Lisa G’s Week 1 Readings
I loved the insights from the readings this week. I gave more attention to New Media Literacies and Rogoff’s 2007 piece, as well as the AAP brief. I enjoyed the interplay between the critical developmentally appropriate lens of Alper and what I felt were the somewhat overbearing and fear-mongering AAP recommendations, including “Examine your own media use habits; pediatricians who watch more TV are less likely to advise families to follow AAP recommendations.” I liked how Rogoff gave us a nest of rich contexts to consider technologies and children inside of, be they explanations of child repertoires or developmental niches, as well as the facets of learning environments via the prisms that force or ask certain tacit responses.
There is one excerpt that I want to speak to in particular by Alper:
Such assumptions ignore three core problems: (1) the participation gap, defined as ‘the unequal access to the opportunities, experiences, skills and knowledge that will prepare youth for full participation in the world of tomorrow’…
…another hurdle might be a scaffolding gap, whereby young children from low-income backgrounds receive little direction or support from caregivers in their early literacy experiences, potentially widening the participation gap, even between children with equal access.

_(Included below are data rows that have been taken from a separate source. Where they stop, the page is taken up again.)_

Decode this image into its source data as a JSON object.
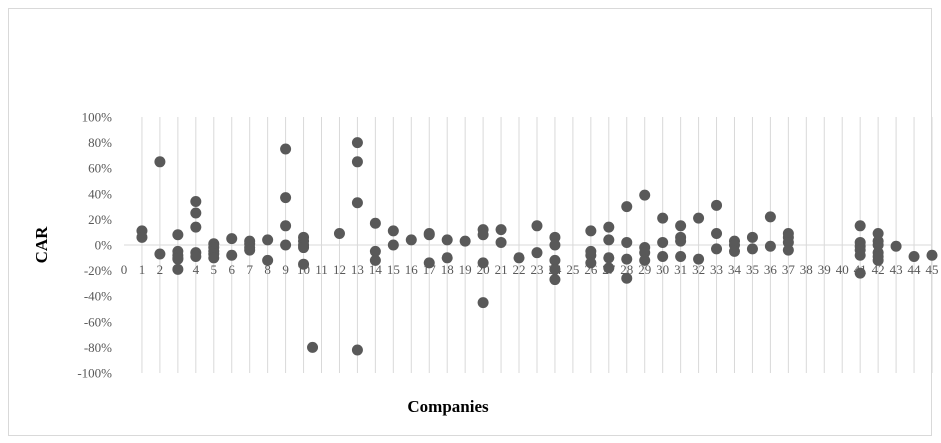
{
  "chart_data": {
    "type": "scatter",
    "title": "",
    "xlabel": "Companies",
    "ylabel": "CAR",
    "xlim": [
      0,
      45
    ],
    "ylim": [
      -1.0,
      1.0
    ],
    "x_ticks": [
      0,
      1,
      2,
      3,
      4,
      5,
      6,
      7,
      8,
      9,
      10,
      11,
      12,
      13,
      14,
      15,
      16,
      17,
      18,
      19,
      20,
      21,
      22,
      23,
      24,
      25,
      26,
      27,
      28,
      29,
      30,
      31,
      32,
      33,
      34,
      35,
      36,
      37,
      38,
      39,
      40,
      41,
      42,
      43,
      44,
      45
    ],
    "y_ticks": [
      "100%",
      "80%",
      "60%",
      "40%",
      "20%",
      "0%",
      "-20%",
      "-40%",
      "-60%",
      "-80%",
      "-100%"
    ],
    "y_tick_values": [
      1.0,
      0.8,
      0.6,
      0.4,
      0.2,
      0.0,
      -0.2,
      -0.4,
      -0.6,
      -0.8,
      -1.0
    ],
    "grid": "vertical",
    "legend": "none",
    "marker_color": "#595959",
    "series": [
      {
        "x": [
          1,
          1,
          2,
          2,
          3,
          3,
          3,
          3,
          3,
          3,
          4,
          4,
          4,
          4,
          4,
          5,
          5,
          5,
          5,
          5,
          6,
          6,
          7,
          7,
          7,
          7,
          8,
          8,
          9,
          9,
          9,
          9,
          10,
          10,
          10,
          10,
          10,
          10.5,
          12,
          13,
          13,
          13,
          13,
          14,
          14,
          14,
          15,
          15,
          16,
          17,
          17,
          17,
          18,
          18,
          19,
          20,
          20,
          20,
          20,
          21,
          21,
          22,
          23,
          23,
          24,
          24,
          24,
          24,
          24,
          26,
          26,
          26,
          26,
          27,
          27,
          27,
          27,
          28,
          28,
          28,
          28,
          29,
          29,
          29,
          29,
          30,
          30,
          30,
          31,
          31,
          31,
          31,
          32,
          32,
          33,
          33,
          33,
          34,
          34,
          34,
          35,
          35,
          36,
          36,
          37,
          37,
          37,
          37,
          41,
          41,
          41,
          41,
          41,
          41,
          42,
          42,
          42,
          42,
          42,
          42,
          43,
          44,
          45
        ],
        "y": [
          0.11,
          0.06,
          0.65,
          -0.07,
          0.08,
          -0.05,
          -0.08,
          -0.1,
          -0.11,
          -0.19,
          0.34,
          0.25,
          0.14,
          -0.06,
          -0.09,
          0.01,
          -0.02,
          -0.05,
          -0.07,
          -0.1,
          0.05,
          -0.08,
          0.03,
          0.01,
          -0.02,
          -0.04,
          0.04,
          -0.12,
          0.75,
          0.37,
          0.15,
          0.0,
          0.06,
          0.03,
          0.0,
          -0.02,
          -0.15,
          -0.8,
          0.09,
          0.8,
          0.65,
          0.33,
          -0.82,
          0.17,
          -0.05,
          -0.12,
          0.11,
          0.0,
          0.04,
          0.09,
          0.08,
          -0.14,
          0.04,
          -0.1,
          0.03,
          0.12,
          0.08,
          -0.14,
          -0.45,
          0.12,
          0.02,
          -0.1,
          0.15,
          -0.06,
          0.06,
          0.0,
          -0.12,
          -0.19,
          -0.27,
          0.11,
          -0.05,
          -0.08,
          -0.14,
          0.14,
          0.04,
          -0.1,
          -0.18,
          0.3,
          0.02,
          -0.11,
          -0.26,
          0.39,
          -0.02,
          -0.06,
          -0.12,
          0.21,
          0.02,
          -0.09,
          0.15,
          0.06,
          0.03,
          -0.09,
          0.21,
          -0.11,
          0.31,
          0.09,
          -0.03,
          0.03,
          0.0,
          -0.05,
          0.06,
          -0.03,
          0.22,
          -0.01,
          0.09,
          0.06,
          0.02,
          -0.04,
          0.15,
          0.02,
          -0.01,
          -0.04,
          -0.08,
          -0.22,
          0.09,
          0.03,
          0.0,
          -0.06,
          -0.09,
          -0.12,
          -0.01,
          -0.09,
          -0.08
        ]
      }
    ]
  }
}
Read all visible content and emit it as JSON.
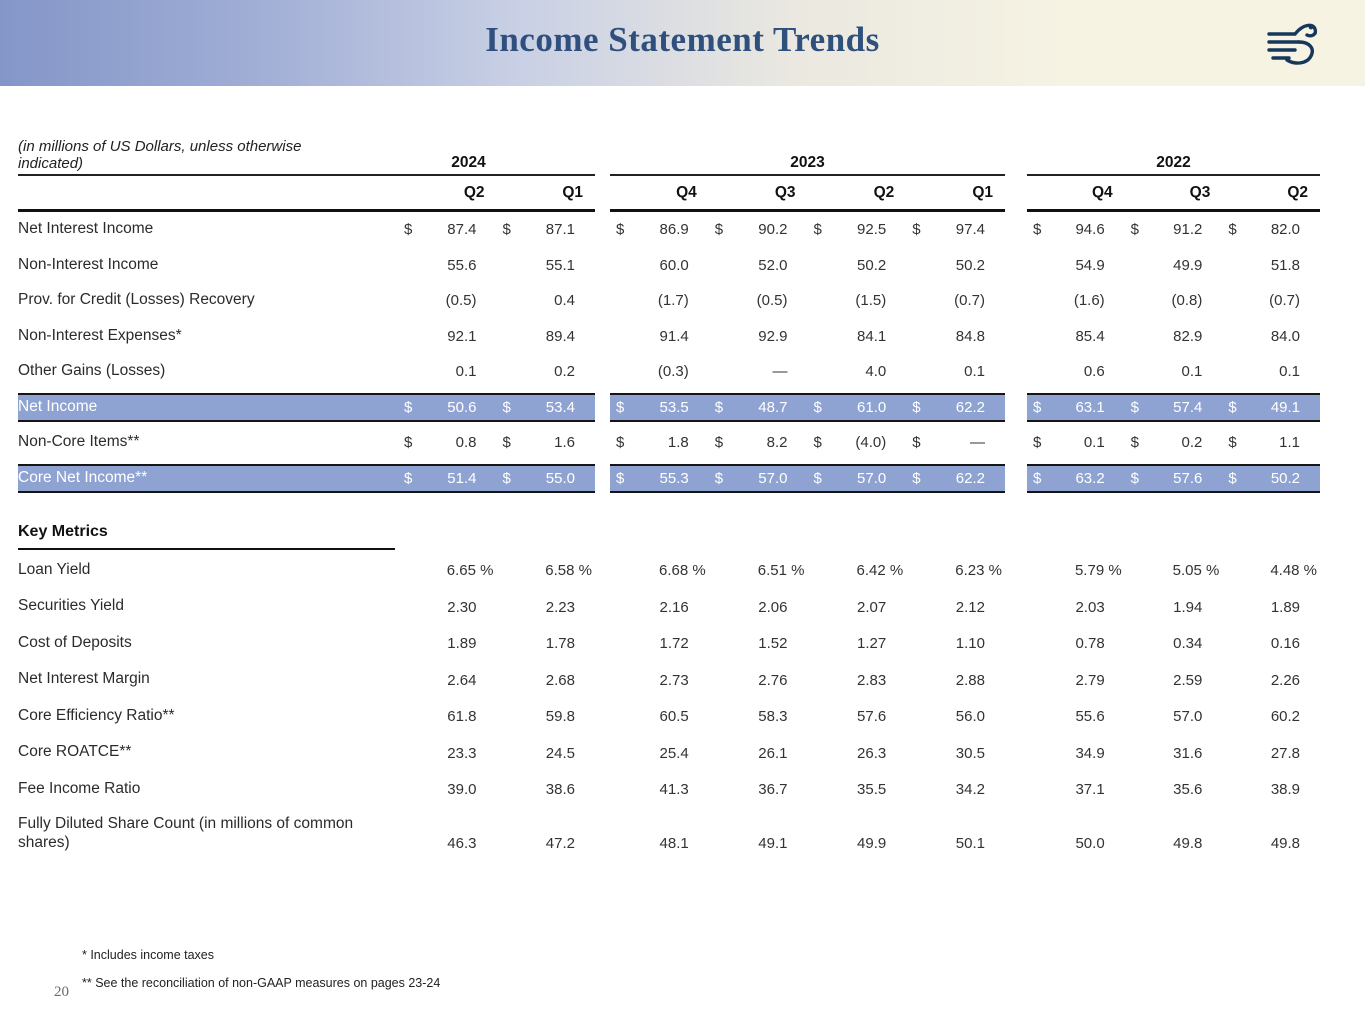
{
  "page": {
    "number": "20"
  },
  "header": {
    "title": "Income Statement Trends",
    "logo": "griffin-logo"
  },
  "colors": {
    "highlight": "#8fa3d2",
    "title": "#2f4f7d",
    "banner_left": "#8496c8",
    "banner_right": "#f6f3e3"
  },
  "table": {
    "units_note": "(in millions of US Dollars, unless otherwise indicated)",
    "year_groups": [
      {
        "year": "2024",
        "quarters": [
          "Q2",
          "Q1"
        ]
      },
      {
        "year": "2023",
        "quarters": [
          "Q4",
          "Q3",
          "Q2",
          "Q1"
        ]
      },
      {
        "year": "2022",
        "quarters": [
          "Q4",
          "Q3",
          "Q2"
        ]
      }
    ],
    "income_rows": [
      {
        "label": "Net Interest Income",
        "dollar": true,
        "highlight": false,
        "values": [
          "87.4",
          "87.1",
          "86.9",
          "90.2",
          "92.5",
          "97.4",
          "94.6",
          "91.2",
          "82.0"
        ]
      },
      {
        "label": "Non-Interest Income",
        "dollar": false,
        "highlight": false,
        "values": [
          "55.6",
          "55.1",
          "60.0",
          "52.0",
          "50.2",
          "50.2",
          "54.9",
          "49.9",
          "51.8"
        ]
      },
      {
        "label": "Prov. for Credit (Losses) Recovery",
        "dollar": false,
        "highlight": false,
        "values": [
          "(0.5)",
          "0.4",
          "(1.7)",
          "(0.5)",
          "(1.5)",
          "(0.7)",
          "(1.6)",
          "(0.8)",
          "(0.7)"
        ]
      },
      {
        "label": "Non-Interest Expenses*",
        "dollar": false,
        "highlight": false,
        "values": [
          "92.1",
          "89.4",
          "91.4",
          "92.9",
          "84.1",
          "84.8",
          "85.4",
          "82.9",
          "84.0"
        ]
      },
      {
        "label": "Other Gains (Losses)",
        "dollar": false,
        "highlight": false,
        "values": [
          "0.1",
          "0.2",
          "(0.3)",
          "—",
          "4.0",
          "0.1",
          "0.6",
          "0.1",
          "0.1"
        ]
      },
      {
        "label": "Net Income",
        "dollar": true,
        "highlight": true,
        "values": [
          "50.6",
          "53.4",
          "53.5",
          "48.7",
          "61.0",
          "62.2",
          "63.1",
          "57.4",
          "49.1"
        ]
      },
      {
        "label": "Non-Core Items**",
        "dollar": true,
        "highlight": false,
        "values": [
          "0.8",
          "1.6",
          "1.8",
          "8.2",
          "(4.0)",
          "—",
          "0.1",
          "0.2",
          "1.1"
        ]
      },
      {
        "label": "Core Net Income**",
        "dollar": true,
        "highlight": true,
        "values": [
          "51.4",
          "55.0",
          "55.3",
          "57.0",
          "57.0",
          "62.2",
          "63.2",
          "57.6",
          "50.2"
        ]
      }
    ],
    "key_metrics_title": "Key Metrics",
    "metric_rows": [
      {
        "label": "Loan Yield",
        "values": [
          "6.65 %",
          "6.58 %",
          "6.68 %",
          "6.51 %",
          "6.42 %",
          "6.23 %",
          "5.79 %",
          "5.05 %",
          "4.48 %"
        ]
      },
      {
        "label": "Securities Yield",
        "values": [
          "2.30",
          "2.23",
          "2.16",
          "2.06",
          "2.07",
          "2.12",
          "2.03",
          "1.94",
          "1.89"
        ]
      },
      {
        "label": "Cost of Deposits",
        "values": [
          "1.89",
          "1.78",
          "1.72",
          "1.52",
          "1.27",
          "1.10",
          "0.78",
          "0.34",
          "0.16"
        ]
      },
      {
        "label": "Net Interest Margin",
        "values": [
          "2.64",
          "2.68",
          "2.73",
          "2.76",
          "2.83",
          "2.88",
          "2.79",
          "2.59",
          "2.26"
        ]
      },
      {
        "label": "Core Efficiency Ratio**",
        "values": [
          "61.8",
          "59.8",
          "60.5",
          "58.3",
          "57.6",
          "56.0",
          "55.6",
          "57.0",
          "60.2"
        ]
      },
      {
        "label": "Core ROATCE**",
        "values": [
          "23.3",
          "24.5",
          "25.4",
          "26.1",
          "26.3",
          "30.5",
          "34.9",
          "31.6",
          "27.8"
        ]
      },
      {
        "label": "Fee Income Ratio",
        "values": [
          "39.0",
          "38.6",
          "41.3",
          "36.7",
          "35.5",
          "34.2",
          "37.1",
          "35.6",
          "38.9"
        ]
      },
      {
        "label": "Fully Diluted Share Count (in millions of common shares)",
        "values": [
          "46.3",
          "47.2",
          "48.1",
          "49.1",
          "49.9",
          "50.1",
          "50.0",
          "49.8",
          "49.8"
        ]
      }
    ],
    "footnotes": [
      "* Includes income taxes",
      "** See the reconciliation of non-GAAP measures on pages 23-24"
    ]
  }
}
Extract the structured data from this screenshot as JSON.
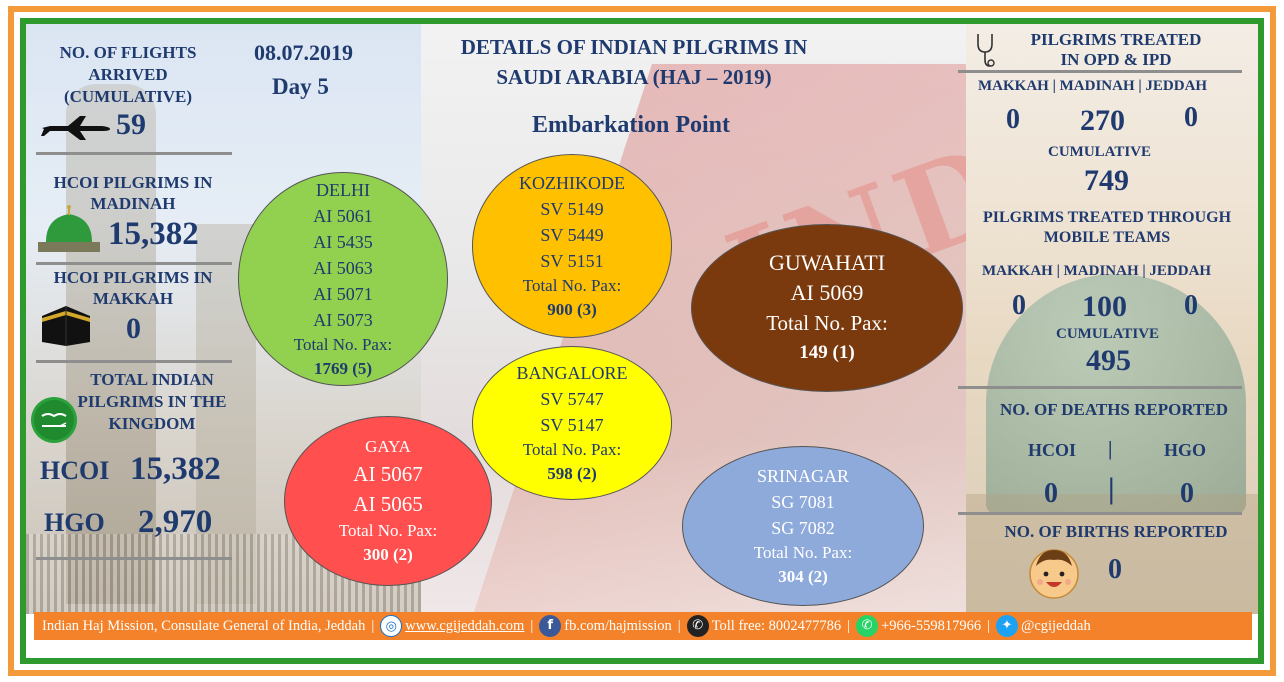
{
  "header": {
    "title": "DETAILS OF INDIAN PILGRIMS IN SAUDI ARABIA (HAJ – 2019)",
    "title_line1": "DETAILS OF INDIAN PILGRIMS IN",
    "title_line2": "SAUDI ARABIA (HAJ – 2019)",
    "subtitle": "Embarkation Point",
    "date": "08.07.2019",
    "day": "Day 5"
  },
  "left_panel": {
    "flights": {
      "label": "NO. OF FLIGHTS ARRIVED (CUMULATIVE)",
      "value": "59"
    },
    "hcoi_madinah": {
      "label": "HCOI PILGRIMS IN MADINAH",
      "value": "15,382"
    },
    "hcoi_makkah": {
      "label": "HCOI PILGRIMS IN MAKKAH",
      "value": "0"
    },
    "total_kingdom": {
      "label": "TOTAL INDIAN PILGRIMS IN THE KINGDOM",
      "hcoi_label": "HCOI",
      "hcoi_value": "15,382",
      "hgo_label": "HGO",
      "hgo_value": "2,970"
    }
  },
  "embarkation_points": {
    "delhi": {
      "name": "DELHI",
      "flights": [
        "AI 5061",
        "AI 5435",
        "AI 5063",
        "AI 5071",
        "AI 5073"
      ],
      "total_label": "Total No. Pax:",
      "total": "1769 (5)",
      "color": "#92d050"
    },
    "kozhikode": {
      "name": "KOZHIKODE",
      "flights": [
        "SV 5149",
        "SV 5449",
        "SV 5151"
      ],
      "total_label": "Total No. Pax:",
      "total": "900 (3)",
      "color": "#ffc000"
    },
    "bangalore": {
      "name": "BANGALORE",
      "flights": [
        "SV 5747",
        "SV 5147"
      ],
      "total_label": "Total No. Pax:",
      "total": "598 (2)",
      "color": "#ffff00"
    },
    "gaya": {
      "name": "GAYA",
      "flights": [
        "AI 5067",
        "AI 5065"
      ],
      "total_label": "Total No. Pax:",
      "total": "300 (2)",
      "color": "#ff4f4f"
    },
    "guwahati": {
      "name": "GUWAHATI",
      "flights": [
        "AI 5069"
      ],
      "total_label": "Total No. Pax:",
      "total": "149 (1)",
      "color": "#7b3a0e"
    },
    "srinagar": {
      "name": "SRINAGAR",
      "flights": [
        "SG 7081",
        "SG 7082"
      ],
      "total_label": "Total No. Pax:",
      "total": "304 (2)",
      "color": "#8eaadb"
    }
  },
  "right_panel": {
    "opd": {
      "title_line1": "PILGRIMS TREATED",
      "title_line2": "IN OPD & IPD",
      "cities": "MAKKAH | MADINAH | JEDDAH",
      "makkah": "0",
      "madinah": "270",
      "jeddah": "0",
      "cumulative_label": "CUMULATIVE",
      "cumulative": "749"
    },
    "mobile": {
      "title_line1": "PILGRIMS TREATED THROUGH",
      "title_line2": "MOBILE TEAMS",
      "cities": "MAKKAH | MADINAH | JEDDAH",
      "makkah": "0",
      "madinah": "100",
      "jeddah": "0",
      "cumulative_label": "CUMULATIVE",
      "cumulative": "495"
    },
    "deaths": {
      "title": "NO. OF DEATHS REPORTED",
      "hcoi_label": "HCOI",
      "sep": "|",
      "hgo_label": "HGO",
      "hcoi_value": "0",
      "hgo_value": "0"
    },
    "births": {
      "title": "NO. OF BIRTHS REPORTED",
      "value": "0"
    }
  },
  "footer": {
    "org": "Indian Haj Mission, Consulate General of India, Jeddah",
    "website": "www.cgijeddah.com",
    "facebook": "fb.com/hajmission",
    "tollfree": "Toll free: 8002477786",
    "whatsapp": "+966-559817966",
    "twitter": "@cgijeddah",
    "separator": "|"
  },
  "icons": {
    "plane": "plane-icon",
    "mosque": "green-dome-mosque-icon",
    "kaaba": "kaaba-icon",
    "emblem": "saudi-flag-emblem-icon",
    "stethoscope": "stethoscope-icon",
    "baby": "baby-face-icon",
    "globe": "globe-icon",
    "facebook": "facebook-icon",
    "phone": "phone-icon",
    "whatsapp": "whatsapp-icon",
    "twitter": "twitter-icon"
  },
  "colors": {
    "frame_outer": "#f39a3b",
    "frame_inner": "#2e9a2e",
    "text_primary": "#1f3a6e",
    "footer_bg": "#f3822a"
  }
}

I feel like I’ve been trained to be highly suspicious of the words “culture” and “[insert anything] gap,” be it language, achievement, participation, or scaffolding gaps. I’m wondering if it is possible to discuss any “gap” without addressing essential contradictions in American values which seem to be a silently waged war every day in every level of decision-making in schools (do we make moves to benefit the top cut and increase our own institutional standing or do we empower the whole crop equally). It seems that implicit in the idea of the gap, we’ve already clearly named what side we are in favor of. In reference to these excerpts, who says there is a participation gap? Who defines what is a scaffolding gap? Who is setting the bar of proficient or advanced achievement in new media literacy, and why do we compulsively keep ranking everybody?